Letaknya yang jauh dari pusat kota dan fasilitas-fasilitas umum popular barangkali menjadi alasan kurang bersahabatnya nama ini di telinga masyarakat. Sebuah ide pun muncul, bagaimana jika saya mengatakan berasal dari Paciran, kecamatan yang bersebelahan langsung dengan Solokuro. 

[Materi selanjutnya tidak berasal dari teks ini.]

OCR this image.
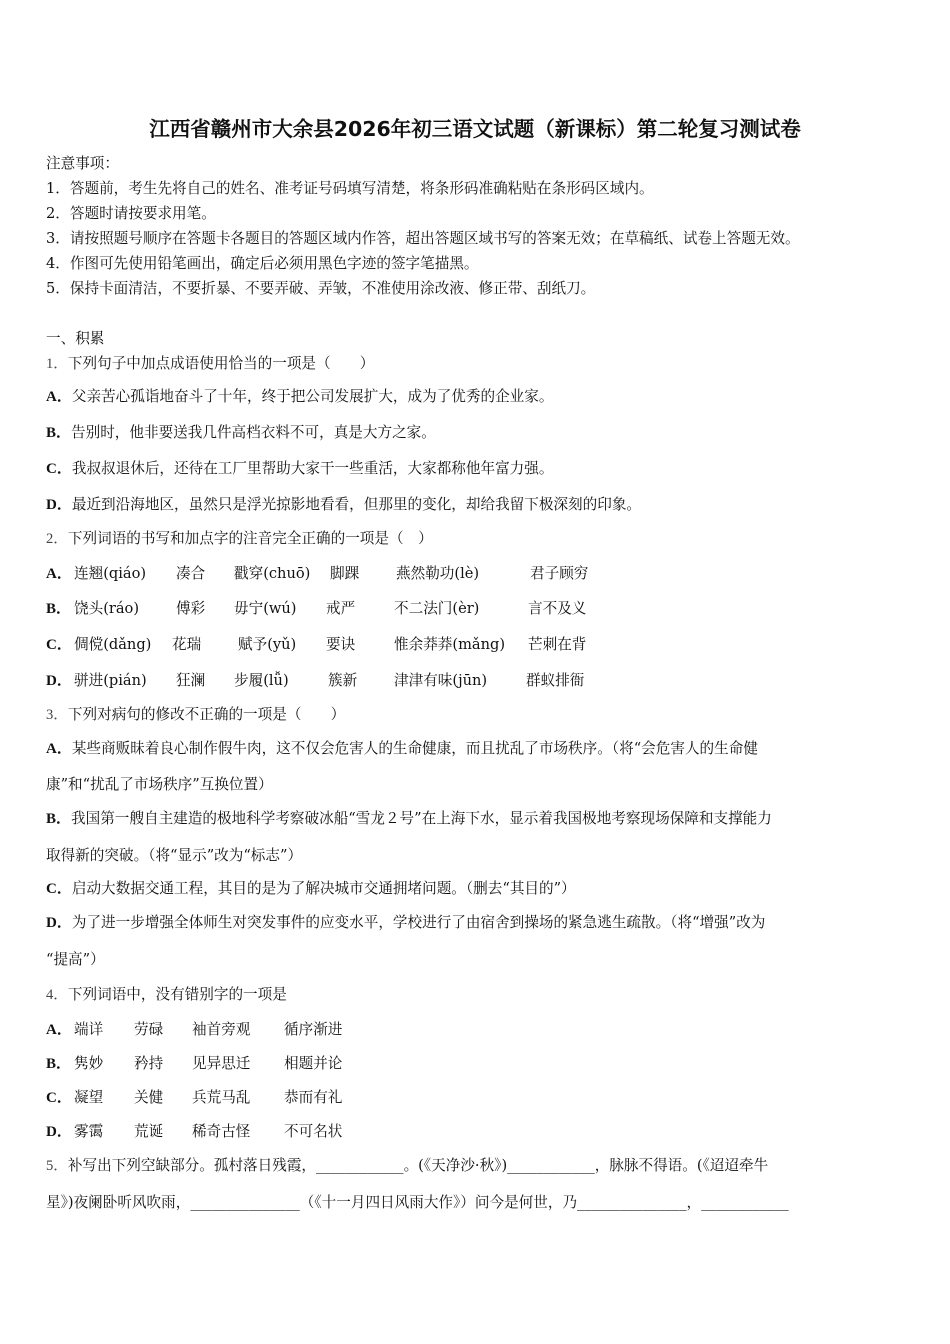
江西省赣州市大余县2026年初三语文试题（新课标）第二轮复习测试卷
注意事项：
1．答题前，考生先将自己的姓名、准考证号码填写清楚，将条形码准确粘贴在条形码区域内。
2．答题时请按要求用笔。
3．请按照题号顺序在答题卡各题目的答题区域内作答，超出答题区域书写的答案无效；在草稿纸、试卷上答题无效。
4．作图可先使用铅笔画出，确定后必须用黑色字迹的签字笔描黑。
5．保持卡面清洁，不要折暴、不要弄破、弄皱，不准使用涂改液、修正带、刮纸刀。
一、积累
1．下列句子中加点成语使用恰当的一项是（　　）
A．父亲苦心孤诣地奋斗了十年，终于把公司发展扩大，成为了优秀的企业家。
B．告别时，他非要送我几件高档衣料不可，真是大方之家。
C．我叔叔退休后，还待在工厂里帮助大家干一些重活，大家都称他年富力强。
D．最近到沿海地区，虽然只是浮光掠影地看看，但那里的变化，却给我留下极深刻的印象。
2．下列词语的书写和加点字的注音完全正确的一项是（　）
A． 连翘(qiáo) 凑合 戳穿(chuō) 脚踝	燕然勒功(lè)	君子顾穷
B． 饶头(ráo)	傅彩 毋宁(wú) 戒严	不二法门(èr)	言不及义
C． 倜傥(dǎng) 花瑞	赋予(yǔ) 要诀	惟余莽莽(mǎng) 芒刺在背
D． 骈进(pián) 狂澜 步履(lǚ)	簇新	津津有味(jūn)	群蚁排衙
3．下列对病句的修改不正确的一项是（　　）
A．某些商贩昧着良心制作假牛肉，这不仅会危害人的生命健康，而且扰乱了市场秩序。（将“会危害人的生命健
康”和“扰乱了市场秩序”互换位置）
B．我国第一艘自主建造的极地科学考察破冰船“雪龙２号”在上海下水，显示着我国极地考察现场保障和支撑能力
取得新的突破。（将“显示”改为“标志”）
C．启动大数据交通工程，其目的是为了解决城市交通拥堵问题。（删去“其目的”）
D．为了进一步增强全体师生对突发事件的应变水平，学校进行了由宿舍到操场的紧急逃生疏散。（将“增强”改为
“提高”）
4．下列词语中，没有错别字的一项是
A． 端详 劳碌 袖首旁观 循序渐进
B． 隽妙 矜持 见异思迁 相题并论
C． 凝望 关健 兵荒马乱 恭而有礼
D． 雾霭 荒诞 稀奇古怪 不可名状
5．补写出下列空缺部分。孤村落日残霞，____________。(《天净沙·秋》)____________，脉脉不得语。(《迢迢牵牛
星》)夜阑卧听风吹雨，_______________（《十一月四日风雨大作》）问今是何世，乃_______________，____________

Menariknya, kebanyakan mereka ternyata tahu Paciran, bahkan yang bersangkutan bukan orang asli Jawa Timur, khususnya daerah Keresidenan Bojonegoro (Tuban, Lamongan, Bojonegoro, Jombang, Mojokerto). Keisengan saya pun berlanjut. Bagaimana mungkin Paciran begitu dikenal.    

Kecamatan Paciran terletak di jalur utama Pantura, yang menghubungkan Surabaya dan Semarang. Kalau ditempuh dengan kendaraan bermotor kurang lebih 2 jam dari arah Utara Surabaya. 

Wilayah kecamatan Paciran sebelah timur berbatasan langsung dengan Kecamatan Panceng, yang sudah masuk Kabupaten Gresik, sebelah selatan dengan Kecamatan Solokuro, sebelah barat berbatasan dengan Kecamatan Brondong. Cukup strategis.

Bersekolah di Paciran membuat saya sedikit tahu dan mengamati keadaan dan kebiasaan orang sana. Masyarakatnya banyak mengandalkan hasil laut dan perdagangan sebagai mata pencaharian, rumah-rumah berjejeran begitu padat, deru ramai suara klakson, rem dan mesin kendaraan saling bersahut-sahutan hingga suara ombak laut menjadi gambaran suasana sehari-hari. 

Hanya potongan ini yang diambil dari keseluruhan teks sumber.